The news
A recent piece from Product Leaders Day makes the case that prompt engineering is functionally obsolete — replaced by context engineering, a more architectural discipline focused on how data is structured, retrieved, and injected into an LLM before it ever generates a response. The argument: tweaking prompt phrasing is a band-aid; context engineering is the actual system.
Our take
This framing is correct, and it matters for GTM teams more than most people realize.
Here's the practical version: prompt engineering is what happens when you write a good ChatGPT message. Context engineering is what happens when you build a system that consistently gives your AI the right information at the right moment — account history, CRM data, persona context, conversation state — so the output is actually useful and not a hallucination wearing a blazer.
The article focuses on enterprise RAG pipelines and vector databases, which can sound abstract. But this pattern shows up constantly in GTM tooling. When an AI SDR sends a follow-up that ignores everything in the deal history, that's a context problem. When a content AI keeps generating messaging that doesn't match the ICP, that's a context problem. When a summarization bot confidently invents facts about a prospect, that's a context problem. None of those get fixed by rewriting the prompt. They get fixed by rethinking what information gets passed into the system before the model does anything.

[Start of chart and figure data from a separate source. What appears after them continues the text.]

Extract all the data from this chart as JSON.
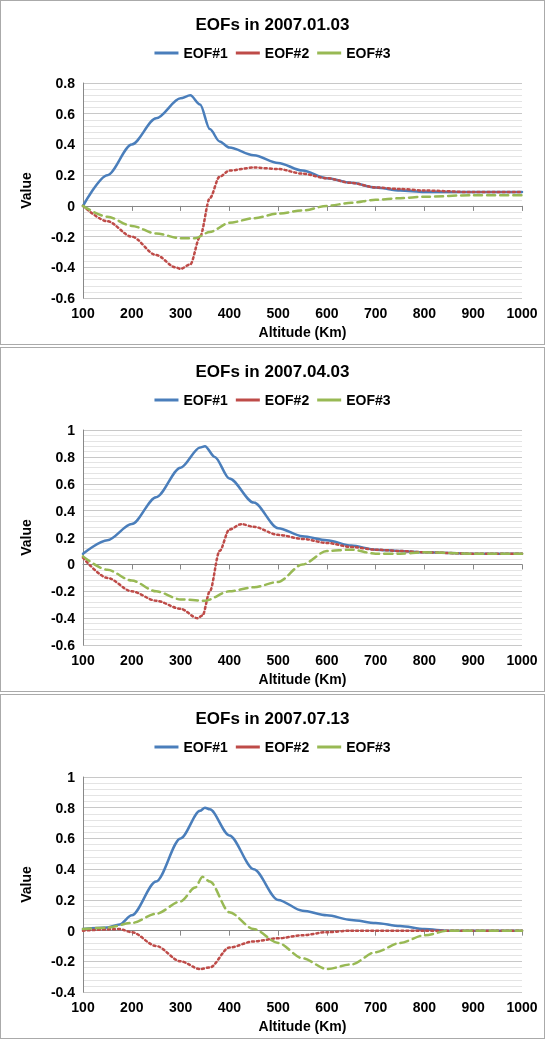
{
  "chart_data": [
    {
      "type": "line",
      "title": "EOFs in 2007.01.03",
      "xlabel": "Altitude (Km)",
      "ylabel": "Value",
      "xlim": [
        100,
        1000
      ],
      "xticks": [
        100,
        200,
        300,
        400,
        500,
        600,
        700,
        800,
        900,
        1000
      ],
      "ylim": [
        -0.6,
        0.8
      ],
      "yticks": [
        -0.6,
        -0.4,
        -0.2,
        0,
        0.2,
        0.4,
        0.6,
        0.8
      ],
      "grid": "y",
      "legend": "top",
      "marker": "none",
      "series": [
        {
          "name": "EOF#1",
          "color": "#4a7ebb",
          "line_style": "solid",
          "x": [
            100,
            150,
            200,
            250,
            300,
            320,
            340,
            360,
            380,
            400,
            450,
            500,
            550,
            600,
            650,
            700,
            750,
            800,
            900,
            1000
          ],
          "values": [
            0,
            0.2,
            0.4,
            0.57,
            0.7,
            0.72,
            0.66,
            0.5,
            0.42,
            0.38,
            0.33,
            0.28,
            0.23,
            0.18,
            0.15,
            0.12,
            0.1,
            0.09,
            0.09,
            0.09
          ]
        },
        {
          "name": "EOF#2",
          "color": "#be4b48",
          "line_style": "dotted",
          "x": [
            100,
            150,
            200,
            250,
            290,
            300,
            320,
            340,
            360,
            380,
            400,
            450,
            500,
            550,
            600,
            650,
            700,
            750,
            800,
            900,
            1000
          ],
          "values": [
            0,
            -0.1,
            -0.2,
            -0.32,
            -0.4,
            -0.41,
            -0.38,
            -0.2,
            0.05,
            0.19,
            0.23,
            0.25,
            0.24,
            0.21,
            0.18,
            0.15,
            0.12,
            0.11,
            0.1,
            0.09,
            0.09
          ]
        },
        {
          "name": "EOF#3",
          "color": "#98b954",
          "line_style": "dashed",
          "x": [
            100,
            150,
            200,
            250,
            300,
            330,
            360,
            400,
            450,
            500,
            550,
            600,
            650,
            700,
            750,
            800,
            900,
            1000
          ],
          "values": [
            0,
            -0.07,
            -0.13,
            -0.18,
            -0.21,
            -0.21,
            -0.17,
            -0.11,
            -0.08,
            -0.05,
            -0.03,
            0,
            0.02,
            0.04,
            0.05,
            0.06,
            0.07,
            0.07
          ]
        }
      ]
    },
    {
      "type": "line",
      "title": "EOFs in 2007.04.03",
      "xlabel": "Altitude (Km)",
      "ylabel": "Value",
      "xlim": [
        100,
        1000
      ],
      "xticks": [
        100,
        200,
        300,
        400,
        500,
        600,
        700,
        800,
        900,
        1000
      ],
      "ylim": [
        -0.6,
        1
      ],
      "yticks": [
        -0.6,
        -0.4,
        -0.2,
        0,
        0.2,
        0.4,
        0.6,
        0.8,
        1
      ],
      "grid": "y",
      "legend": "top",
      "marker": "none",
      "series": [
        {
          "name": "EOF#1",
          "color": "#4a7ebb",
          "line_style": "solid",
          "x": [
            100,
            150,
            200,
            250,
            300,
            340,
            350,
            370,
            400,
            450,
            500,
            550,
            600,
            650,
            700,
            750,
            800,
            900,
            1000
          ],
          "values": [
            0.08,
            0.18,
            0.3,
            0.5,
            0.72,
            0.87,
            0.88,
            0.8,
            0.64,
            0.46,
            0.27,
            0.21,
            0.18,
            0.14,
            0.11,
            0.1,
            0.09,
            0.08,
            0.08
          ]
        },
        {
          "name": "EOF#2",
          "color": "#be4b48",
          "line_style": "dotted",
          "x": [
            100,
            150,
            200,
            250,
            300,
            335,
            345,
            360,
            380,
            400,
            425,
            450,
            500,
            550,
            600,
            650,
            700,
            750,
            800,
            900,
            1000
          ],
          "values": [
            0.05,
            -0.1,
            -0.2,
            -0.27,
            -0.33,
            -0.4,
            -0.38,
            -0.2,
            0.1,
            0.26,
            0.3,
            0.28,
            0.22,
            0.19,
            0.16,
            0.13,
            0.11,
            0.1,
            0.09,
            0.08,
            0.08
          ]
        },
        {
          "name": "EOF#3",
          "color": "#98b954",
          "line_style": "dashed",
          "x": [
            100,
            150,
            200,
            250,
            300,
            350,
            400,
            450,
            500,
            550,
            600,
            650,
            700,
            750,
            800,
            900,
            1000
          ],
          "values": [
            0.06,
            -0.04,
            -0.12,
            -0.2,
            -0.26,
            -0.27,
            -0.2,
            -0.17,
            -0.13,
            0,
            0.1,
            0.11,
            0.08,
            0.08,
            0.09,
            0.08,
            0.08
          ]
        }
      ]
    },
    {
      "type": "line",
      "title": "EOFs in 2007.07.13",
      "xlabel": "Altitude (Km)",
      "ylabel": "Value",
      "xlim": [
        100,
        1000
      ],
      "xticks": [
        100,
        200,
        300,
        400,
        500,
        600,
        700,
        800,
        900,
        1000
      ],
      "ylim": [
        -0.4,
        1
      ],
      "yticks": [
        -0.4,
        -0.2,
        0,
        0.2,
        0.4,
        0.6,
        0.8,
        1
      ],
      "grid": "y",
      "legend": "top",
      "marker": "none",
      "series": [
        {
          "name": "EOF#1",
          "color": "#4a7ebb",
          "line_style": "solid",
          "x": [
            100,
            150,
            175,
            200,
            250,
            300,
            340,
            350,
            360,
            400,
            450,
            500,
            550,
            600,
            650,
            700,
            750,
            800,
            850,
            1000
          ],
          "values": [
            0.01,
            0.02,
            0.04,
            0.1,
            0.32,
            0.6,
            0.78,
            0.8,
            0.79,
            0.62,
            0.4,
            0.2,
            0.13,
            0.1,
            0.07,
            0.05,
            0.03,
            0.01,
            0,
            0
          ]
        },
        {
          "name": "EOF#2",
          "color": "#be4b48",
          "line_style": "dotted",
          "x": [
            100,
            175,
            200,
            250,
            300,
            340,
            360,
            400,
            450,
            500,
            550,
            600,
            650,
            800,
            1000
          ],
          "values": [
            0,
            0.01,
            -0.01,
            -0.1,
            -0.2,
            -0.25,
            -0.24,
            -0.11,
            -0.07,
            -0.05,
            -0.03,
            -0.01,
            0,
            0,
            0
          ]
        },
        {
          "name": "EOF#3",
          "color": "#98b954",
          "line_style": "dashed",
          "x": [
            100,
            150,
            200,
            250,
            300,
            330,
            345,
            360,
            400,
            450,
            500,
            550,
            600,
            650,
            700,
            750,
            800,
            850,
            1000
          ],
          "values": [
            0.01,
            0.02,
            0.05,
            0.11,
            0.19,
            0.28,
            0.35,
            0.32,
            0.12,
            0.01,
            -0.08,
            -0.18,
            -0.25,
            -0.22,
            -0.14,
            -0.08,
            -0.03,
            0,
            0
          ]
        }
      ]
    }
  ]
}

The reason "context engineering" sounds like expert-only territory is that most AI tools abstract it away — and then break silently when the context is wrong. The teams actually getting reliable AI output have, intentionally or not, started solving the context problem. They've connected their CRM. They've written system prompts that inject persona and funnel stage. They've built retrieval steps that pull relevant data before generation runs.
That's context engineering. You're probably already doing pieces of it. Now you have a name for it — and a reason to do it more deliberately.
The so-what
Most AI failures in GTM aren't model failures. They're context failures — the AI didn't have what it needed to do the job. If your AI-assisted workflows are producing inconsistent or unreliable output, don't start by rewriting prompts. Start by auditing what context the system actually has access to when it runs. The teams building durable AI systems aren't better at prompting — they're better at feeding the machine.